Gerçek hayatta kim olduğu bilinmeyen Satoshi Nakamoto’nun 3 Ocak 2009 günü blok zincirde oluşturduğu ilk Bitcoin ile merkeziyetsiz finans (decentralized finance) doğdu. Bitcoin ve benzeri kripto paraları herhangi bir merkez bankası basmıyor veya tek bir kurum yönetmiyor. Bu adımın finansın ötesinde, şirketlerimize ilham verebilecek bir yönetişim konusu olduğunu düşünüyorum. Gelin bu hafta ‘merkeziyetsizlik’ meselesini konuşalım.
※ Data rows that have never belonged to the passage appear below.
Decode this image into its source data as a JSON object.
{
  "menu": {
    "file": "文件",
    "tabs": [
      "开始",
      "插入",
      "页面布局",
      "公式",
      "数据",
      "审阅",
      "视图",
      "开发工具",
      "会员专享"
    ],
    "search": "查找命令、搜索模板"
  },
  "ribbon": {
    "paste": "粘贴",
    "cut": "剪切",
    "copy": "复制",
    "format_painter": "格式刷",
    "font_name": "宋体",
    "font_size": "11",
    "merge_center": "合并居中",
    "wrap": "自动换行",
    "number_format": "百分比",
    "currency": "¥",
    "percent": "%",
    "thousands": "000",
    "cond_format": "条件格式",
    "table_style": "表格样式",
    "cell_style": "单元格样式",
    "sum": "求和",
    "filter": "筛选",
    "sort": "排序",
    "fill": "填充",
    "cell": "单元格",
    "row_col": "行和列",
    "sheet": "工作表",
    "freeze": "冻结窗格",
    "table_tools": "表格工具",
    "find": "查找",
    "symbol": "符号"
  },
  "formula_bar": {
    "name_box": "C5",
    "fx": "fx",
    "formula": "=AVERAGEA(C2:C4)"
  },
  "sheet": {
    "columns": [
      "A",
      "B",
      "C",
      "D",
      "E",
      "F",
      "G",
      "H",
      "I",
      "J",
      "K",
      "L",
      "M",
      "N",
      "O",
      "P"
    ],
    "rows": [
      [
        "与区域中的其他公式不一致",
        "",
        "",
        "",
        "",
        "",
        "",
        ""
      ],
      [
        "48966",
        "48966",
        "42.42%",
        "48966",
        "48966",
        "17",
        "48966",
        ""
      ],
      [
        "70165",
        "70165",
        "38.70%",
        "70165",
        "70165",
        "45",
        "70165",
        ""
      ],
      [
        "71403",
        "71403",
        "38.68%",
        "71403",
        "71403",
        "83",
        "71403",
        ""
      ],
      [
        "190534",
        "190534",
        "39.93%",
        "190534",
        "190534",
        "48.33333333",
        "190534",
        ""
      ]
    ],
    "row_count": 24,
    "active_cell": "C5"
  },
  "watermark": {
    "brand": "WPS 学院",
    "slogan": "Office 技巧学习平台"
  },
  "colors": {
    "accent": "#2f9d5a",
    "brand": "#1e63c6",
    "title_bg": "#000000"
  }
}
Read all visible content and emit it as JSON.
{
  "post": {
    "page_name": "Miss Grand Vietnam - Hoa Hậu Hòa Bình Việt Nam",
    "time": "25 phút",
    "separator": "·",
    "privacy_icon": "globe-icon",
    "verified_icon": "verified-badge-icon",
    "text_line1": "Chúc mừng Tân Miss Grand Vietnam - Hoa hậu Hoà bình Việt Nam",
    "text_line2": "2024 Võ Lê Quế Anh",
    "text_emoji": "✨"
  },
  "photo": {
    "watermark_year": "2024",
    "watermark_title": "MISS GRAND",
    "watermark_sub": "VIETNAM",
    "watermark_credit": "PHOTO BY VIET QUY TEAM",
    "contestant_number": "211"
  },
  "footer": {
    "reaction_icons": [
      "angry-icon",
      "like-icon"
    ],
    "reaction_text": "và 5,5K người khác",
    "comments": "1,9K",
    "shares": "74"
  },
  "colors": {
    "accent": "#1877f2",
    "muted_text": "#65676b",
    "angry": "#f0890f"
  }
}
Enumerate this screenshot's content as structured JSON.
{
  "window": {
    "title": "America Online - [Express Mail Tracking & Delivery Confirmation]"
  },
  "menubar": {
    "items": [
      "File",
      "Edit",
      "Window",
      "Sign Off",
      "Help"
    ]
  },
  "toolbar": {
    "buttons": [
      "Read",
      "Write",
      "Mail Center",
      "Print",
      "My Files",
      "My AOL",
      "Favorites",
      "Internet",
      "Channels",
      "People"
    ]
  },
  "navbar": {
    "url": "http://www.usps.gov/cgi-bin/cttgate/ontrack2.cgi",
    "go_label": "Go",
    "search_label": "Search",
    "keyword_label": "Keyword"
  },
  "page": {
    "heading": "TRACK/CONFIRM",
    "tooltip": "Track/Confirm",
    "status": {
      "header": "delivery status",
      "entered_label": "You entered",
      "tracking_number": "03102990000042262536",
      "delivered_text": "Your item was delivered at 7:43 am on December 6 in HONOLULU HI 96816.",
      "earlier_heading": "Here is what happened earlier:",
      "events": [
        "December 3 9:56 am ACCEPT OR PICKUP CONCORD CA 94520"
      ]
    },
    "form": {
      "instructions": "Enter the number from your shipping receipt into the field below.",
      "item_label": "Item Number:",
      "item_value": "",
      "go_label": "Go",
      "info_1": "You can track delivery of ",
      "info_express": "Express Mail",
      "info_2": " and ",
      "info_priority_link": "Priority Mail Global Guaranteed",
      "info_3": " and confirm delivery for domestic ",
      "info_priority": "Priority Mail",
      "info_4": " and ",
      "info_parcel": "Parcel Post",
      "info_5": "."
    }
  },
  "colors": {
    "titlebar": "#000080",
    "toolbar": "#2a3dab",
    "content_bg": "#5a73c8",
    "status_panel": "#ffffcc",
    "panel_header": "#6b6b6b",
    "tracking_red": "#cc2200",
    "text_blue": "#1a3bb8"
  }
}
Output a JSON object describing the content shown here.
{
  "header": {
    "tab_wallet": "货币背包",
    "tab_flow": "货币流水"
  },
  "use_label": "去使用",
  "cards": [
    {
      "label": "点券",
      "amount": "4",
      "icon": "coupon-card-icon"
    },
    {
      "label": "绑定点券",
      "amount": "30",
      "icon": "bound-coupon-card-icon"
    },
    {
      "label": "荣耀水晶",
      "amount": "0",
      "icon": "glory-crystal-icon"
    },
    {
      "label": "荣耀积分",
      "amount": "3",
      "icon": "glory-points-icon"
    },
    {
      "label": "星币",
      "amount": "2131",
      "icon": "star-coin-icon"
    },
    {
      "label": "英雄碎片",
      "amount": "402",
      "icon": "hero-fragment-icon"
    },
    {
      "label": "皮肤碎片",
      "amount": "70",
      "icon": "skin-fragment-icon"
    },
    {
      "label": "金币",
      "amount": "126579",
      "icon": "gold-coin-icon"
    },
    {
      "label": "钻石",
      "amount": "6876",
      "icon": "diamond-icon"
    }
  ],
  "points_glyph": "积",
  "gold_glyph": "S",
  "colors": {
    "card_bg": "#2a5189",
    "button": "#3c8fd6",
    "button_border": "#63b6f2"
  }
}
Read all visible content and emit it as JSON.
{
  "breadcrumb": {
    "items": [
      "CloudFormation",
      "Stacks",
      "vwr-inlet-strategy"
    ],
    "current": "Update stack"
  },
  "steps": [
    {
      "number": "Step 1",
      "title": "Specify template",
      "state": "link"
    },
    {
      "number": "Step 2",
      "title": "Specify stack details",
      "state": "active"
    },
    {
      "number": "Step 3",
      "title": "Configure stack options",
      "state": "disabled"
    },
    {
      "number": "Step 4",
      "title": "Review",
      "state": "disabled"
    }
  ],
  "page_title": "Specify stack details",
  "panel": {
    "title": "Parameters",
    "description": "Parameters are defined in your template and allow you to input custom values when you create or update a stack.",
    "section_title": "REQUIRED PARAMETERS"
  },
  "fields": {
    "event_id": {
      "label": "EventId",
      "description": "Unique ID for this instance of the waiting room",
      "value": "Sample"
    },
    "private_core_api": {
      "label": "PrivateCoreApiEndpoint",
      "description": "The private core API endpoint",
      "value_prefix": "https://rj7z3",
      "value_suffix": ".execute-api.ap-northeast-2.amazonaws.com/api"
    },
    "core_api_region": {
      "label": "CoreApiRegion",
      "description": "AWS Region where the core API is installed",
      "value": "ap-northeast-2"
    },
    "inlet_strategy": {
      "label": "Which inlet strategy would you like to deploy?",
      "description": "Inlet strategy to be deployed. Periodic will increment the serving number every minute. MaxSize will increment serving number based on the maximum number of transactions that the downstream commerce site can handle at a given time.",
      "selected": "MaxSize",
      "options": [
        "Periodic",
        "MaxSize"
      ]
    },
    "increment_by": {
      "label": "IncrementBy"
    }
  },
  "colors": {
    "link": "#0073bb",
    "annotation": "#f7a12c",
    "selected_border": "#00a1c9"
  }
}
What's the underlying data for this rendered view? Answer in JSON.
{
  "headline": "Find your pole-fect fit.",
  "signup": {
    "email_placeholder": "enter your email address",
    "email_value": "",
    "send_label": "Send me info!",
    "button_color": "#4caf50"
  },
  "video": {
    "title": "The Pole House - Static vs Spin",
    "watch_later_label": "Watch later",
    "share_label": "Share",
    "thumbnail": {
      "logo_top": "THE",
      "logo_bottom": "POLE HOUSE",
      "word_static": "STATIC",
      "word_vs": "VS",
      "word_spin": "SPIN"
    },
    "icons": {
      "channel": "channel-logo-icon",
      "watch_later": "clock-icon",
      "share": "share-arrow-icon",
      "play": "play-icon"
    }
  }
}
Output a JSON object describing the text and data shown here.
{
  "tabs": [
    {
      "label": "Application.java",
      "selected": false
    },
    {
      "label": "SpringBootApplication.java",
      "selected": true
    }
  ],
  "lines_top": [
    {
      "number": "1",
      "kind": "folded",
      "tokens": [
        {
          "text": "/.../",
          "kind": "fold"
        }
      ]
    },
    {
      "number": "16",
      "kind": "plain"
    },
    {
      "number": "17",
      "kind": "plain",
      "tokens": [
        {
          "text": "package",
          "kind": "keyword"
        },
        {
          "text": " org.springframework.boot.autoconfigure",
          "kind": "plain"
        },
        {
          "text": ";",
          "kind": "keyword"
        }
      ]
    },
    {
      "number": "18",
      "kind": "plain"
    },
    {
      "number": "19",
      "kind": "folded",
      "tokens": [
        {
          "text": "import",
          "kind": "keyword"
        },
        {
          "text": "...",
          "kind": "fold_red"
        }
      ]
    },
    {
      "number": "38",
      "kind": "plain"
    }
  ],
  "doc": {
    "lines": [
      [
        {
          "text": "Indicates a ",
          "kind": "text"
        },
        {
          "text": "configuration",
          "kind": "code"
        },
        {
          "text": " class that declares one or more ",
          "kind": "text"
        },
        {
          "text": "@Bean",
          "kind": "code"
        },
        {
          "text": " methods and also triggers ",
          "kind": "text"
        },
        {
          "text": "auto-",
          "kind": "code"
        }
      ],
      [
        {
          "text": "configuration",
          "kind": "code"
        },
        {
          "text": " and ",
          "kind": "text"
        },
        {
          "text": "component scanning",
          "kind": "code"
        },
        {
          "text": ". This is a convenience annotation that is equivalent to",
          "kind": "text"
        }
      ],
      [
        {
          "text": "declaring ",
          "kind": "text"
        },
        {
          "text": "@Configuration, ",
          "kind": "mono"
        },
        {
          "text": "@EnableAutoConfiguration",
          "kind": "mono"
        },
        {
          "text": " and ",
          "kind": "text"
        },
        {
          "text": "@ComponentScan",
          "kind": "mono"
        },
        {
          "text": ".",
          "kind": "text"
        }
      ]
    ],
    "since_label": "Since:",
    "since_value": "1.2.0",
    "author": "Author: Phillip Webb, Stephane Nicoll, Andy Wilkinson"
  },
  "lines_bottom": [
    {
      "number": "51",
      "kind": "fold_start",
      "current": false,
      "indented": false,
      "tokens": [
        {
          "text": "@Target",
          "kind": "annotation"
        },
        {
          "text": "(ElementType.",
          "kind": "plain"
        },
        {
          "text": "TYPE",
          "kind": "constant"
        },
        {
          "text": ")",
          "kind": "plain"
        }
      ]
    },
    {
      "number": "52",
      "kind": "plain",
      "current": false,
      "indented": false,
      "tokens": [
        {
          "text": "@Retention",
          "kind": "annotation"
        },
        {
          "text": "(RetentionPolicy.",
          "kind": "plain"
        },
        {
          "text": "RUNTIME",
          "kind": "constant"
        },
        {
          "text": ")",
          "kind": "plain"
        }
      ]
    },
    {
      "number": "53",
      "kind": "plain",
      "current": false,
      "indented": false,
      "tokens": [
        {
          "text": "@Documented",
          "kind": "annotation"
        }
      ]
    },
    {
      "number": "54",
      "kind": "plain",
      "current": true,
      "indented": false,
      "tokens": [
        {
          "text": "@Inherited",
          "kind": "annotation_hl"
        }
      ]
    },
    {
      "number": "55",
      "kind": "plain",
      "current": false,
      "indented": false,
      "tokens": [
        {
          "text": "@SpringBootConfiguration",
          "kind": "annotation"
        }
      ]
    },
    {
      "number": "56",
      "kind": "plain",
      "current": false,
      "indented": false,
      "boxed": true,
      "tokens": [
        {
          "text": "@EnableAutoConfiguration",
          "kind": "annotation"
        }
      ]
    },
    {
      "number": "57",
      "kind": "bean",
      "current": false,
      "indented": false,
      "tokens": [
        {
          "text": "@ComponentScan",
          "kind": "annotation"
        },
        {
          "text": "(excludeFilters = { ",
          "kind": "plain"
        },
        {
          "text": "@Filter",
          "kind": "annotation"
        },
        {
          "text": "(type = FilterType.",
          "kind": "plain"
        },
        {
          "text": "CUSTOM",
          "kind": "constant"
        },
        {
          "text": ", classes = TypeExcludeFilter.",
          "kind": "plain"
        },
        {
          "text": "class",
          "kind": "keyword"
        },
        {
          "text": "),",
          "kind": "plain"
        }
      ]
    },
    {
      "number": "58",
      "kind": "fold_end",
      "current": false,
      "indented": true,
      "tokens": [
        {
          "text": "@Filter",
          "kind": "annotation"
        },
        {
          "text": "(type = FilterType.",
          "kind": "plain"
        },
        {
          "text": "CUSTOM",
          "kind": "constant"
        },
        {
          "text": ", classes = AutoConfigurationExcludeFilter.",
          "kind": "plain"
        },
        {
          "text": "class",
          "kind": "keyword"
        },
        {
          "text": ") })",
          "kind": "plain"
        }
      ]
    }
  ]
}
Şirketimizi ne kadar merkeziyetsiz (dağıtık) yapacağımıza karar vermek hiç kolay değil. Zira gücün merkezde toplandığı, piramid şeklinde hiyerarşinin işlediği yapıların avantajları var. Bu organizasyon şeması, çoğu kişinin zihninde canlanan, işleyişine aşina olduğu, kendi konumunu kolayca idrak edebileceği bir yapı (decentralized kelimesine basit bir karşılık bulamamamız bile manidar değil mi?). Yetki ve sorumlulukları tanımlamak, standartları belirlemek ve kontrol mekanizmalarını işletmek kolay. Neticede, aktarımı net, yürütmesi ucuz bir model. Blokzincir örneğini sürdürürsek; geleneksel şekilde işleyen Visa saniyede 24 bin işlem yapabilirken, merkeziyetsiz finans işlemlerinde kullanılan Ethereum’da saniyede 15 işlem yapılabiliyor. Peki, elde ‘güvenli bir seçenek’ varken, neden başka bir organizasyon mimarisini değerlendiriyoruz?
Çünkü merkeziyetsiz yapıların da ciddi avantajları var. Yetkinin daha fazla kişinin elinde olması işlerin daha hızlı ilerlemesini ve şirket birimlerinin kendine güveninin gelmesini sağlıyor. Kararlara daha fazla katılımla alınınca güç zehirlenmesi veya kör nokta gibi riskler azalıyor. Yatay hiyerarşi neticesinde yaratıcılığın ve işbirliğinin önü açılıyor. Blokzincir örneğine dönelim: bu sistemlerinin en öne çıkan özelliklerinden biri, konsensus mekanizması. Alım-satım veya kontrat gibi işlemler yapan taraflar, Genel Müdür parafı (veya noter mührü!) gibi bir ‘üçüncü taraf onayı’ aramadan, kendi aralarında iş görebiliyorlar. Yöneticilerin bürokratik işlemler veya ekipler arası işbirliği için harcadığı zamanı düşününce, iki tarafın başkasına muhtaç olmadan ilerlediği bir sistemin avantajı iyice aşikâr oluyor.
Ne kadar merkeziyetçi veya merkeziyetsiz bir organizasyon olacağınız, şirketinizin yapısına, ihtiyaçlarına ve önceliklerine bağlı. Üstelik bu, siyah veya beyaz şeklinde değil, grinin muhtelif tonları arasında alınacak ve dinamik olarak tekrar tekrar değerlendirilecek bir karar. Ancak, her halükarda, kripto paraların arkasında blok zincirin bulunduğunu, onun da salt bir teknoloji olmanın ötesinde, yeni bir güven mimarisine işaret ettiğini unutmayalım. Zira şirketlerimizi yeni döneme hazırlarken, etrafımızdaki gelişmelerden interdisipliner şekilde ilham almalıyız.